Like Outside the Wire, today’s review subject is a documentary series available on DVD. In fact, we bought it at Wal-Mart in a 2-pack with J.D. Johannes’s Iraq documentary series, and we actually liked it better.
Don’t expect the flash of a Hollywood feature film (or even an independent film like Act of Valor or Saints and Soldiers). It is what it is, a series of documentaries that build into a wholesale history of the combat precision marksman — the sniper.

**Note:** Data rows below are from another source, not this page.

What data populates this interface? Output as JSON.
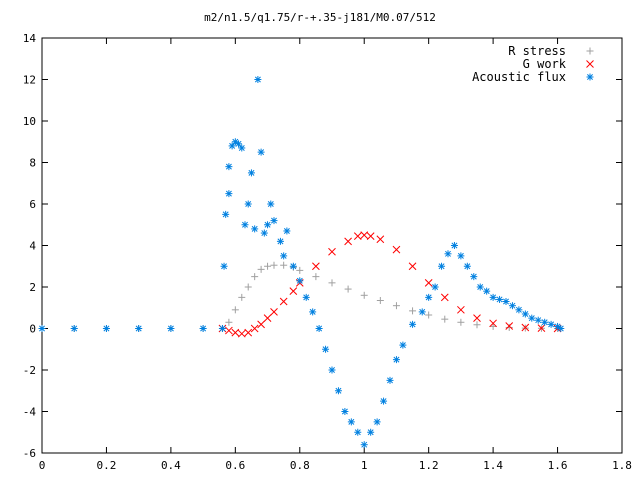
{
  "chart_data": {
    "type": "scatter",
    "title": "m2/n1.5/q1.75/r-+.35-j181/M0.07/512",
    "xlabel": "",
    "ylabel": "",
    "xlim": [
      0,
      1.8
    ],
    "ylim": [
      -6,
      14
    ],
    "xticks": [
      "0",
      "0.2",
      "0.4",
      "0.6",
      "0.8",
      "1",
      "1.2",
      "1.4",
      "1.6",
      "1.8"
    ],
    "yticks": [
      "-6",
      "-4",
      "-2",
      "0",
      "2",
      "4",
      "6",
      "8",
      "10",
      "12",
      "14"
    ],
    "grid": false,
    "legend_position": "top-right",
    "series": [
      {
        "name": "R stress",
        "marker": "+",
        "color": "#a0a0a0",
        "points": [
          [
            0.0,
            0.0
          ],
          [
            0.1,
            0.0
          ],
          [
            0.2,
            0.0
          ],
          [
            0.3,
            0.0
          ],
          [
            0.4,
            0.0
          ],
          [
            0.5,
            0.0
          ],
          [
            0.56,
            0.0
          ],
          [
            0.58,
            0.3
          ],
          [
            0.6,
            0.9
          ],
          [
            0.62,
            1.5
          ],
          [
            0.64,
            2.0
          ],
          [
            0.66,
            2.5
          ],
          [
            0.68,
            2.85
          ],
          [
            0.7,
            3.0
          ],
          [
            0.72,
            3.05
          ],
          [
            0.75,
            3.05
          ],
          [
            0.78,
            2.95
          ],
          [
            0.8,
            2.8
          ],
          [
            0.85,
            2.5
          ],
          [
            0.9,
            2.2
          ],
          [
            0.95,
            1.9
          ],
          [
            1.0,
            1.6
          ],
          [
            1.05,
            1.35
          ],
          [
            1.1,
            1.1
          ],
          [
            1.15,
            0.85
          ],
          [
            1.2,
            0.65
          ],
          [
            1.25,
            0.45
          ],
          [
            1.3,
            0.3
          ],
          [
            1.35,
            0.18
          ],
          [
            1.4,
            0.1
          ],
          [
            1.45,
            0.05
          ],
          [
            1.5,
            0.02
          ],
          [
            1.55,
            0.01
          ],
          [
            1.6,
            0.0
          ]
        ]
      },
      {
        "name": "G work",
        "marker": "x",
        "color": "#ff0000",
        "points": [
          [
            0.56,
            0.0
          ],
          [
            0.58,
            -0.1
          ],
          [
            0.6,
            -0.2
          ],
          [
            0.62,
            -0.25
          ],
          [
            0.64,
            -0.2
          ],
          [
            0.66,
            0.0
          ],
          [
            0.68,
            0.2
          ],
          [
            0.7,
            0.5
          ],
          [
            0.72,
            0.8
          ],
          [
            0.75,
            1.3
          ],
          [
            0.78,
            1.8
          ],
          [
            0.8,
            2.2
          ],
          [
            0.85,
            3.0
          ],
          [
            0.9,
            3.7
          ],
          [
            0.95,
            4.2
          ],
          [
            0.98,
            4.45
          ],
          [
            1.0,
            4.5
          ],
          [
            1.02,
            4.45
          ],
          [
            1.05,
            4.3
          ],
          [
            1.1,
            3.8
          ],
          [
            1.15,
            3.0
          ],
          [
            1.2,
            2.2
          ],
          [
            1.25,
            1.5
          ],
          [
            1.3,
            0.9
          ],
          [
            1.35,
            0.5
          ],
          [
            1.4,
            0.25
          ],
          [
            1.45,
            0.12
          ],
          [
            1.5,
            0.05
          ],
          [
            1.55,
            0.02
          ],
          [
            1.6,
            0.0
          ]
        ]
      },
      {
        "name": "Acoustic flux",
        "marker": "*",
        "color": "#0080e0",
        "points": [
          [
            0.0,
            0.0
          ],
          [
            0.1,
            0.0
          ],
          [
            0.2,
            0.0
          ],
          [
            0.3,
            0.0
          ],
          [
            0.4,
            0.0
          ],
          [
            0.5,
            0.0
          ],
          [
            0.56,
            0.0
          ],
          [
            0.565,
            3.0
          ],
          [
            0.57,
            5.5
          ],
          [
            0.58,
            7.8
          ],
          [
            0.59,
            8.8
          ],
          [
            0.6,
            9.0
          ],
          [
            0.61,
            8.9
          ],
          [
            0.62,
            8.7
          ],
          [
            0.58,
            6.5
          ],
          [
            0.63,
            5.0
          ],
          [
            0.64,
            6.0
          ],
          [
            0.65,
            7.5
          ],
          [
            0.66,
            4.8
          ],
          [
            0.67,
            12.0
          ],
          [
            0.68,
            8.5
          ],
          [
            0.69,
            4.6
          ],
          [
            0.7,
            5.0
          ],
          [
            0.71,
            6.0
          ],
          [
            0.72,
            5.2
          ],
          [
            0.74,
            4.2
          ],
          [
            0.75,
            3.5
          ],
          [
            0.76,
            4.7
          ],
          [
            0.78,
            3.0
          ],
          [
            0.8,
            2.3
          ],
          [
            0.82,
            1.5
          ],
          [
            0.84,
            0.8
          ],
          [
            0.86,
            0.0
          ],
          [
            0.88,
            -1.0
          ],
          [
            0.9,
            -2.0
          ],
          [
            0.92,
            -3.0
          ],
          [
            0.94,
            -4.0
          ],
          [
            0.96,
            -4.5
          ],
          [
            0.98,
            -5.0
          ],
          [
            1.0,
            -5.6
          ],
          [
            1.02,
            -5.0
          ],
          [
            1.04,
            -4.5
          ],
          [
            1.06,
            -3.5
          ],
          [
            1.08,
            -2.5
          ],
          [
            1.1,
            -1.5
          ],
          [
            1.12,
            -0.8
          ],
          [
            1.15,
            0.2
          ],
          [
            1.18,
            0.8
          ],
          [
            1.2,
            1.5
          ],
          [
            1.22,
            2.0
          ],
          [
            1.24,
            3.0
          ],
          [
            1.26,
            3.6
          ],
          [
            1.28,
            4.0
          ],
          [
            1.3,
            3.5
          ],
          [
            1.32,
            3.0
          ],
          [
            1.34,
            2.5
          ],
          [
            1.36,
            2.0
          ],
          [
            1.38,
            1.8
          ],
          [
            1.4,
            1.5
          ],
          [
            1.42,
            1.4
          ],
          [
            1.44,
            1.3
          ],
          [
            1.46,
            1.1
          ],
          [
            1.48,
            0.9
          ],
          [
            1.5,
            0.7
          ],
          [
            1.52,
            0.5
          ],
          [
            1.54,
            0.4
          ],
          [
            1.56,
            0.3
          ],
          [
            1.58,
            0.2
          ],
          [
            1.6,
            0.1
          ],
          [
            1.61,
            0.0
          ]
        ]
      }
    ]
  }
}
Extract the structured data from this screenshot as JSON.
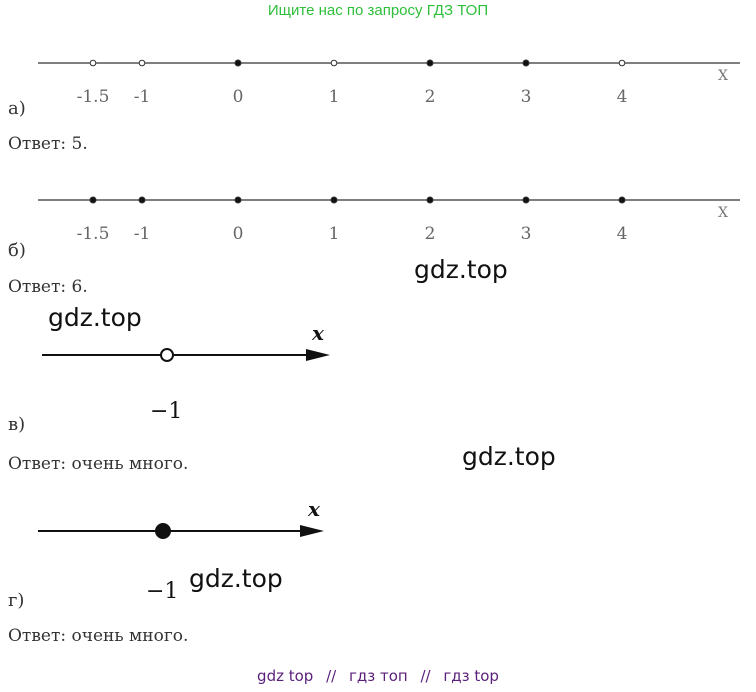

The first episode, Who is the Sniper?, discusses the personality, training, and equipment of a “generic” sniper. The second discusses employment and common mission profiles for dedicated snipers. The next four episodes provide a history of the sniper, from the American Revolution to today. (It is interesting that throughout these 235 or so years there has always been a place for a piece on the chessboard who fired at a slower rate but with a higher certainty of effect than his fellows in the rank and file).
The story is told by talking head, by field footage, and — from time to time — by reenactments. Some of the reenactments tend towards the cheesy. There are some errors that the tech-savvy viewer will get. (Advice to DVD packagers: do not juxtapose a tagline about the spirit of the American sniper” with the photo of a sniper team that is visibly not American, like these guys did on the back of the DVD. You will be made sport of. QED). There are current snipers (the USMC clearly cooperated with the filmmakers) and retired snipers.
We would have liked more on the gear and especially the technique of the various periods. We would have liked to see more on emerging and future technologies (sniping stands on the verge of a capabilities explosion today, in 2012).
If you are a sniper, or even if you are a veteran who has faced them, served with them, or deployed/employed them, you will probably not learn a great deal from this. We didn’t. But we enjoyed it nonetheless, we did learn things about Civil War snipers we hadn’t known (or perhaps had forgotten), and the price, in tandem with J.D. Johannes’s Outside the Wire, was somewhere around the intersection of dirt and cheap. Recommended.